In case you're interested (and feeling flush) - TICKETS for Outstanding in the Field go on sale tomorrow. There are many Northern CA dates and all of them look amazing - great venues and wonderful chefs - and if you've got some pocket change (tix are over $200 per), this would be an amazing thing in which to participate. And if you do, please tell me all about it, so I can live vicariously through you! Tom already got us tickets for a farm dinner for Mother's Day, at Full Belly Farm, so I can't justify another one (though I'm willing to try, if you've got an excuse for me).

And speaking of farm-to-table, a little bit of it is going on right here at Poppy Corners tonight, with our first broccoli of the season.

I've never had any luck growing broccoli before, this is the first that has ever come to fruition on our property. I can't wait to eat it.

We're not the only ones eating well. I found this lady camped out above the porch light.

She is literally half the size of my palm. This orb weaver is an indication of how warm it's been here - they usually don't show up until summer. (And yes, if it's this warm already, I'm worried about July, God help us.)

Walking in a local public garden today, I found this interesting mushroom:

And yes, it really is a mushroom, not a piece of trash. I checked. Crazy, right?

The chickens have finally found the super-high roost in their run. It's fun to watch them get up there (verrrrry awkward) and then once they are finally perched, they act quite entitled and royal. When I get close to take a picture, they get freaked and start to fly down, so this picture is not the greatest.

Adam and I had an interesting day. As part of his special project to try to change the school lunch program, we visited Mt. Diablo High School, where they have a garden and a cooking program. It was neat, and the leader of the program was incredibly knowledgable, but just like Edible Schoolyard, it is a program separate from lunch. We are having trouble finding any public school that actually cooks a real lunch. Cindy (the program director at MDHS and also chef and owner of Sunrise Bistro) was quite clear that it is not a school problem, but a government problem. Suddenly Adam's project became much bigger than we intended. We are trying to figure out the next step: Talk to our local representative?
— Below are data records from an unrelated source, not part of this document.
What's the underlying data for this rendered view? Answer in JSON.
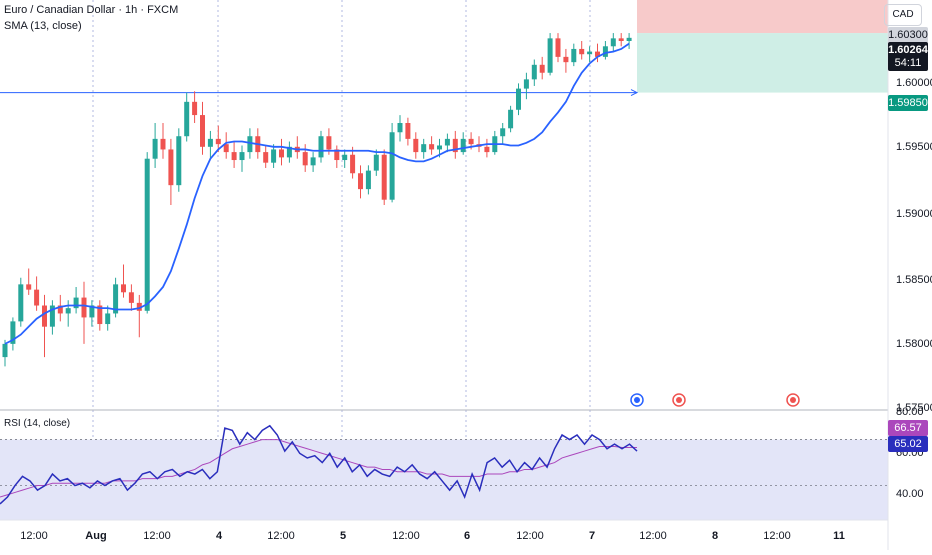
{
  "header": {
    "title": "Euro / Canadian Dollar · 1h · FXCM",
    "indicator": "SMA (13, close)",
    "rsi_label": "RSI (14, close)",
    "currency": "CAD"
  },
  "price_scale": {
    "ticks": [
      "1.60000",
      "1.59500",
      "1.59000",
      "1.58500",
      "1.58000",
      "1.57500"
    ],
    "tp_label": "1.60300",
    "last_price": "1.60264",
    "countdown": "54:11",
    "entry_label": "1.59850"
  },
  "rsi_scale": {
    "ticks": [
      "80.00",
      "60.00",
      "40.00"
    ],
    "value_sma": "66.57",
    "value_rsi": "65.02"
  },
  "time_axis": [
    "12:00",
    "Aug",
    "12:00",
    "4",
    "12:00",
    "5",
    "12:00",
    "6",
    "12:00",
    "7",
    "12:00",
    "8",
    "12:00",
    "11"
  ],
  "colors": {
    "up": "#26a69a",
    "down": "#ef5350",
    "sma": "#2962ff",
    "rsi": "#2a2ebd",
    "rsi_sma": "#ab47bc",
    "target_zone": "#f7caca",
    "stop_zone": "#cfeee6"
  },
  "chart_data": [
    {
      "type": "candlestick",
      "title": "Euro / Canadian Dollar · 1h · FXCM",
      "ylim": [
        1.5745,
        1.6055
      ],
      "series": [
        {
          "name": "SMA (13, close)",
          "values": [
            1.5795,
            1.5798,
            1.5802,
            1.5808,
            1.5814,
            1.5818,
            1.5821,
            1.5823,
            1.5824,
            1.5824,
            1.5824,
            1.5823,
            1.5822,
            1.5822,
            1.5821,
            1.5821,
            1.5821,
            1.5822,
            1.5825,
            1.5831,
            1.5838,
            1.585,
            1.5867,
            1.5885,
            1.5905,
            1.5922,
            1.5935,
            1.5942,
            1.5947,
            1.5948,
            1.5948,
            1.5947,
            1.5946,
            1.5945,
            1.5944,
            1.5944,
            1.5943,
            1.5942,
            1.5942,
            1.5941,
            1.5941,
            1.5941,
            1.5941,
            1.5941,
            1.5941,
            1.5941,
            1.5941,
            1.594,
            1.594,
            1.5939,
            1.5936,
            1.5934,
            1.5933,
            1.5933,
            1.5935,
            1.5938,
            1.5941,
            1.5942,
            1.5943,
            1.5944,
            1.5945,
            1.5946,
            1.5946,
            1.5946,
            1.5945,
            1.5945,
            1.5947,
            1.595,
            1.5955,
            1.5963,
            1.597,
            1.5978,
            1.599,
            1.6,
            1.6007,
            1.6012,
            1.6015,
            1.6016,
            1.6018,
            1.6022
          ]
        }
      ],
      "candles": [
        [
          1.5785,
          1.5798,
          1.5778,
          1.5795
        ],
        [
          1.5795,
          1.5815,
          1.579,
          1.5812
        ],
        [
          1.5812,
          1.5845,
          1.5808,
          1.584
        ],
        [
          1.584,
          1.5852,
          1.5832,
          1.5836
        ],
        [
          1.5836,
          1.5846,
          1.582,
          1.5824
        ],
        [
          1.5824,
          1.5832,
          1.5785,
          1.5808
        ],
        [
          1.5808,
          1.5828,
          1.5802,
          1.5824
        ],
        [
          1.5824,
          1.5832,
          1.5812,
          1.5818
        ],
        [
          1.5818,
          1.5828,
          1.5808,
          1.5822
        ],
        [
          1.5822,
          1.5838,
          1.5818,
          1.583
        ],
        [
          1.583,
          1.5842,
          1.5795,
          1.5815
        ],
        [
          1.5815,
          1.5828,
          1.5808,
          1.5824
        ],
        [
          1.5824,
          1.5828,
          1.5805,
          1.581
        ],
        [
          1.581,
          1.5824,
          1.5805,
          1.5818
        ],
        [
          1.5818,
          1.5845,
          1.5815,
          1.584
        ],
        [
          1.584,
          1.5855,
          1.583,
          1.5834
        ],
        [
          1.5834,
          1.584,
          1.582,
          1.5826
        ],
        [
          1.5826,
          1.5832,
          1.58,
          1.582
        ],
        [
          1.582,
          1.594,
          1.5818,
          1.5935
        ],
        [
          1.5935,
          1.5962,
          1.5928,
          1.595
        ],
        [
          1.595,
          1.5962,
          1.5935,
          1.5942
        ],
        [
          1.5942,
          1.595,
          1.59,
          1.5915
        ],
        [
          1.5915,
          1.5958,
          1.591,
          1.5952
        ],
        [
          1.5952,
          1.5985,
          1.5948,
          1.5978
        ],
        [
          1.5978,
          1.5986,
          1.5962,
          1.5968
        ],
        [
          1.5968,
          1.5978,
          1.5938,
          1.5944
        ],
        [
          1.5944,
          1.5956,
          1.5935,
          1.595
        ],
        [
          1.595,
          1.596,
          1.594,
          1.5946
        ],
        [
          1.5946,
          1.5955,
          1.5935,
          1.594
        ],
        [
          1.594,
          1.5948,
          1.5928,
          1.5934
        ],
        [
          1.5934,
          1.5945,
          1.5925,
          1.594
        ],
        [
          1.594,
          1.5958,
          1.5935,
          1.5952
        ],
        [
          1.5952,
          1.5958,
          1.5935,
          1.594
        ],
        [
          1.594,
          1.5945,
          1.5928,
          1.5932
        ],
        [
          1.5932,
          1.5946,
          1.5928,
          1.5942
        ],
        [
          1.5942,
          1.595,
          1.593,
          1.5936
        ],
        [
          1.5936,
          1.5948,
          1.5932,
          1.5944
        ],
        [
          1.5944,
          1.5952,
          1.5935,
          1.594
        ],
        [
          1.594,
          1.5946,
          1.5925,
          1.593
        ],
        [
          1.593,
          1.594,
          1.5925,
          1.5936
        ],
        [
          1.5936,
          1.5956,
          1.5932,
          1.5952
        ],
        [
          1.5952,
          1.5958,
          1.5938,
          1.5942
        ],
        [
          1.5942,
          1.5945,
          1.5928,
          1.5934
        ],
        [
          1.5934,
          1.5942,
          1.5928,
          1.5938
        ],
        [
          1.5938,
          1.5944,
          1.592,
          1.5924
        ],
        [
          1.5924,
          1.593,
          1.5905,
          1.5912
        ],
        [
          1.5912,
          1.593,
          1.5908,
          1.5926
        ],
        [
          1.5926,
          1.5942,
          1.5922,
          1.5938
        ],
        [
          1.5938,
          1.5942,
          1.59,
          1.5904
        ],
        [
          1.5904,
          1.5962,
          1.5902,
          1.5955
        ],
        [
          1.5955,
          1.5968,
          1.5948,
          1.5962
        ],
        [
          1.5962,
          1.5966,
          1.5945,
          1.595
        ],
        [
          1.595,
          1.5955,
          1.5935,
          1.594
        ],
        [
          1.594,
          1.595,
          1.5935,
          1.5946
        ],
        [
          1.5946,
          1.5952,
          1.5938,
          1.5942
        ],
        [
          1.5942,
          1.595,
          1.5936,
          1.5945
        ],
        [
          1.5945,
          1.5954,
          1.594,
          1.595
        ],
        [
          1.595,
          1.5956,
          1.5935,
          1.594
        ],
        [
          1.594,
          1.5955,
          1.5938,
          1.595
        ],
        [
          1.595,
          1.5955,
          1.5942,
          1.5946
        ],
        [
          1.5946,
          1.5952,
          1.594,
          1.5944
        ],
        [
          1.5944,
          1.595,
          1.5936,
          1.594
        ],
        [
          1.594,
          1.5956,
          1.5938,
          1.5952
        ],
        [
          1.5952,
          1.5962,
          1.5946,
          1.5958
        ],
        [
          1.5958,
          1.5975,
          1.5955,
          1.5972
        ],
        [
          1.5972,
          1.5992,
          1.5968,
          1.5988
        ],
        [
          1.5988,
          1.6,
          1.598,
          1.5995
        ],
        [
          1.5995,
          1.601,
          1.599,
          1.6006
        ],
        [
          1.6006,
          1.6012,
          1.5995,
          1.6
        ],
        [
          1.6,
          1.603,
          1.5998,
          1.6026
        ],
        [
          1.6026,
          1.603,
          1.6008,
          1.6012
        ],
        [
          1.6012,
          1.6018,
          1.6,
          1.6008
        ],
        [
          1.6008,
          1.6022,
          1.6005,
          1.6018
        ],
        [
          1.6018,
          1.6024,
          1.601,
          1.6014
        ],
        [
          1.6014,
          1.602,
          1.6008,
          1.6016
        ],
        [
          1.6016,
          1.6022,
          1.6008,
          1.6012
        ],
        [
          1.6012,
          1.6024,
          1.601,
          1.602
        ],
        [
          1.602,
          1.603,
          1.6016,
          1.6026
        ],
        [
          1.6026,
          1.603,
          1.602,
          1.6024
        ],
        [
          1.6024,
          1.603,
          1.6018,
          1.60264
        ]
      ],
      "position": {
        "entry": 1.5985,
        "target": 1.603,
        "stop_area": "1.59850 to 1.60300"
      }
    },
    {
      "type": "line",
      "title": "RSI (14, close)",
      "ylim": [
        35,
        82
      ],
      "levels": [
        70,
        50
      ],
      "series": [
        {
          "name": "RSI",
          "values": [
            42,
            45,
            50,
            54,
            52,
            48,
            50,
            55,
            52,
            53,
            50,
            51,
            49,
            52,
            50,
            52,
            53,
            48,
            51,
            55,
            56,
            53,
            56,
            57,
            54,
            56,
            55,
            57,
            53,
            56,
            75,
            74,
            68,
            73,
            70,
            74,
            76,
            72,
            65,
            69,
            64,
            62,
            63,
            60,
            64,
            58,
            62,
            56,
            59,
            54,
            57,
            55,
            54,
            58,
            56,
            59,
            55,
            53,
            56,
            52,
            48,
            52,
            45,
            55,
            48,
            60,
            62,
            58,
            61,
            56,
            60,
            57,
            62,
            58,
            66,
            72,
            70,
            72,
            68,
            72,
            70,
            66,
            68,
            66,
            68,
            65
          ]
        },
        {
          "name": "RSI-based MA",
          "values": [
            45,
            46,
            47,
            48,
            49,
            50,
            50,
            51,
            51,
            51,
            51,
            51,
            51,
            51,
            51,
            52,
            52,
            52,
            52,
            53,
            53,
            53,
            54,
            54,
            55,
            56,
            57,
            59,
            60,
            62,
            64,
            66,
            67,
            68,
            69,
            70,
            70,
            70,
            69,
            68,
            67,
            66,
            65,
            64,
            63,
            62,
            61,
            60,
            59,
            58,
            58,
            57,
            57,
            56,
            56,
            56,
            56,
            55,
            55,
            55,
            54,
            54,
            54,
            54,
            54,
            55,
            55,
            55,
            56,
            56,
            57,
            57,
            58,
            59,
            60,
            62,
            63,
            64,
            65,
            66,
            67,
            67,
            67,
            66.57,
            66.57,
            66.57
          ]
        }
      ]
    }
  ]
}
The kitchen classroom at MDHS

Part of the one-acre garden at MDHS

The latest cooking project at MDHS

The new hydroponics system at MDHS

We are a bit stumped about where to go from here. Why is it so hard to cook a simple, nutritious lunch for students? Why just heat up pre-made crap? I'm guessing it all leads to money, somehow. Though Adam made and sent out a survey, and 100% of the parents who answered it said they'd be willing to spend more for a better lunch. I guess that's not enough...

Ok, time to get that broccoli cooking. Can't wait to taste it. Hope you're enjoying your own farm-to-table experience tonight!